It's a how can you do that....when..'you know I love you? Kinda habit. Its emotional blackmail of the worst kind. Why would we want to subscribe to that! Be involved in that.
It's inevitably used by someone who has no right at all to be thinking of you in that way. Someone who wants to bend into the shape they want you to be. Often, the someone who were misguidedly 'nice' to. Because you felt sorry for them, or because you felt you owed them. Perhaps, for liking you, or loving you, or worse, just for hanging around you...
My advice to you, is, get that person the hell out of your life.
Before they swallow you whole, drive you crazy, both....and more. Believe me, I have seen it happen.
I have watched someone I love, spend a big portion of their life, trying to please a person, who said they loved them. I don't think, they ever questioned...did they return that love? The emphasis was too firmly, and cleverly kept focused on, how they owed them,"but I love you" with a sad, hurt look, and a wistful what have I done wrong expression.

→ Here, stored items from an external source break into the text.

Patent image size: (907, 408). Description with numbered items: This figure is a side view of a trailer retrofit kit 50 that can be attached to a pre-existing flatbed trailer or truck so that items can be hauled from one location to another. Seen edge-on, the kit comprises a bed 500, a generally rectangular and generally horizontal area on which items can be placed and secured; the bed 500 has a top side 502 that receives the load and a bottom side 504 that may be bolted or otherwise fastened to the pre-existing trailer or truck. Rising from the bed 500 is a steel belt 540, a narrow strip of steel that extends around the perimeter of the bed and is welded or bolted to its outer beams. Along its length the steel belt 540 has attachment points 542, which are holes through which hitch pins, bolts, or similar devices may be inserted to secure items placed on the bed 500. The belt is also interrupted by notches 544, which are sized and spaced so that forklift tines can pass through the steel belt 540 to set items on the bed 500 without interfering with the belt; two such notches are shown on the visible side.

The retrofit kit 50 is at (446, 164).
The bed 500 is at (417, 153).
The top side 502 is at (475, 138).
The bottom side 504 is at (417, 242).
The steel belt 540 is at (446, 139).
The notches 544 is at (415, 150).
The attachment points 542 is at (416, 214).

When all the time, they were the one manipulating, using a tender heart to control a person, far too nice for them. They swallowed them, soul, and all.
Ha! I used to think. Sock them on the jaw, give them something to be really sad about. Don't run around trying to please them, and being sorry for them. Don't keep putting yourself last all the time, because they make you think you are being selfish. They are hard as nails, using you...but, a nice person, will take a lot of crap before they crack. Sadly, it's too often their own head that will crack first. Then they are even more in thrall of the user, of the, but I love you...

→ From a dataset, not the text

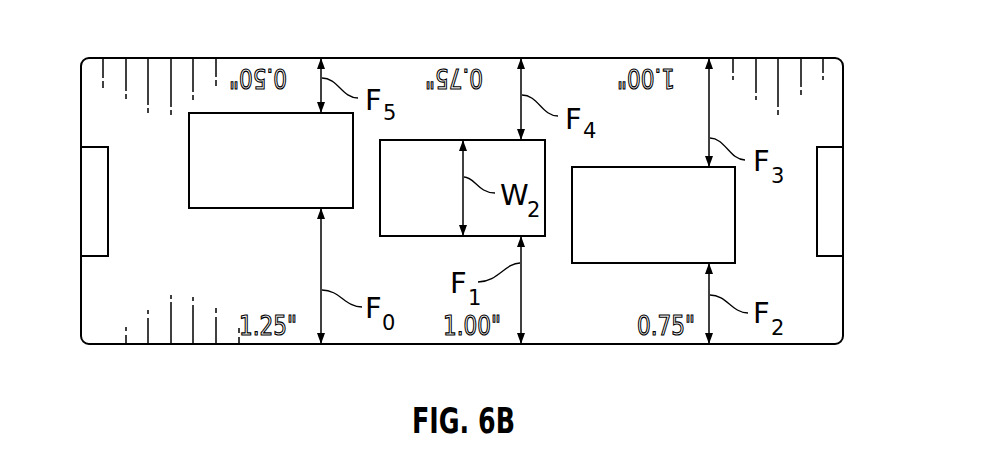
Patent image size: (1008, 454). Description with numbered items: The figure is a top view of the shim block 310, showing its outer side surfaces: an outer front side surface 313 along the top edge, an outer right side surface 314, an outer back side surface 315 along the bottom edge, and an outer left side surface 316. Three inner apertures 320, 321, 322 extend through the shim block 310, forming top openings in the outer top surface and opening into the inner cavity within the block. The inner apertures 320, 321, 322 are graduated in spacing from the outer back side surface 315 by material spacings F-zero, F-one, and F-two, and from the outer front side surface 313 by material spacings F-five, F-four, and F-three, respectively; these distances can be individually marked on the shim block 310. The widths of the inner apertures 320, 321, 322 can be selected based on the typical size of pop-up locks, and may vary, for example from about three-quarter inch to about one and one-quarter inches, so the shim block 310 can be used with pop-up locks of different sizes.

So, my friends, if someone uses that line on you, but I love you. Be tough, say firmly, sorry, that's your problem, and walk away......otherwise, you may find your self twenty years later, wondering who the hell you are, and where your life went.

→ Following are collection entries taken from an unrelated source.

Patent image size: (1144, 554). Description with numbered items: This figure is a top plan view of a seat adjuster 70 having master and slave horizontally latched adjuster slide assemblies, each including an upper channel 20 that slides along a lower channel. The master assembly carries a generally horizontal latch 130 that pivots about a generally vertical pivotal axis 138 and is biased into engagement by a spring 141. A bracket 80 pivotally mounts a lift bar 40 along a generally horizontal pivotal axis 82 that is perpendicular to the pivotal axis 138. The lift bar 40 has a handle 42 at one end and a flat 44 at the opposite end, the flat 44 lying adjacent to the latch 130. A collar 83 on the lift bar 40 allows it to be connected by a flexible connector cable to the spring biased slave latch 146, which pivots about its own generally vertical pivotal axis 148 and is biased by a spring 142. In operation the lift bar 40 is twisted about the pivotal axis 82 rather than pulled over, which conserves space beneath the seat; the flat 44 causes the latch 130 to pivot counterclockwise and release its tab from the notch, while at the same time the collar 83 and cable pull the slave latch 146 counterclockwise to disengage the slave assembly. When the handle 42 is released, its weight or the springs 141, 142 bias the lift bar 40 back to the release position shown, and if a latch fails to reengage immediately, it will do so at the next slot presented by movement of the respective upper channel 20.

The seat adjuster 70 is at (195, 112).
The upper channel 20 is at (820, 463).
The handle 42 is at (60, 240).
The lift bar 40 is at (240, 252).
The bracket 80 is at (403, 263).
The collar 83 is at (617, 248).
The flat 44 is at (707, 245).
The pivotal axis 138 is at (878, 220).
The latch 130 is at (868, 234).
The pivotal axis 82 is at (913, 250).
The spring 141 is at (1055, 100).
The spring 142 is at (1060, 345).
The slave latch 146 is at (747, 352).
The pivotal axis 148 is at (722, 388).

I really have seen it happen, it could happen to you too...especially if you are too nice. Especially if a 'not so nice person' spots you. They know a soft touch when they see one. It's how they survive, and thrive.
Remember, sometimes, you have to put yourself first, in order to remember who you are, and where you were heading. Don't give of yourself until there is nothing left.
Self preservation is an important part of any relationship. Don't give up every speck of yourself. For, what then, is left of you?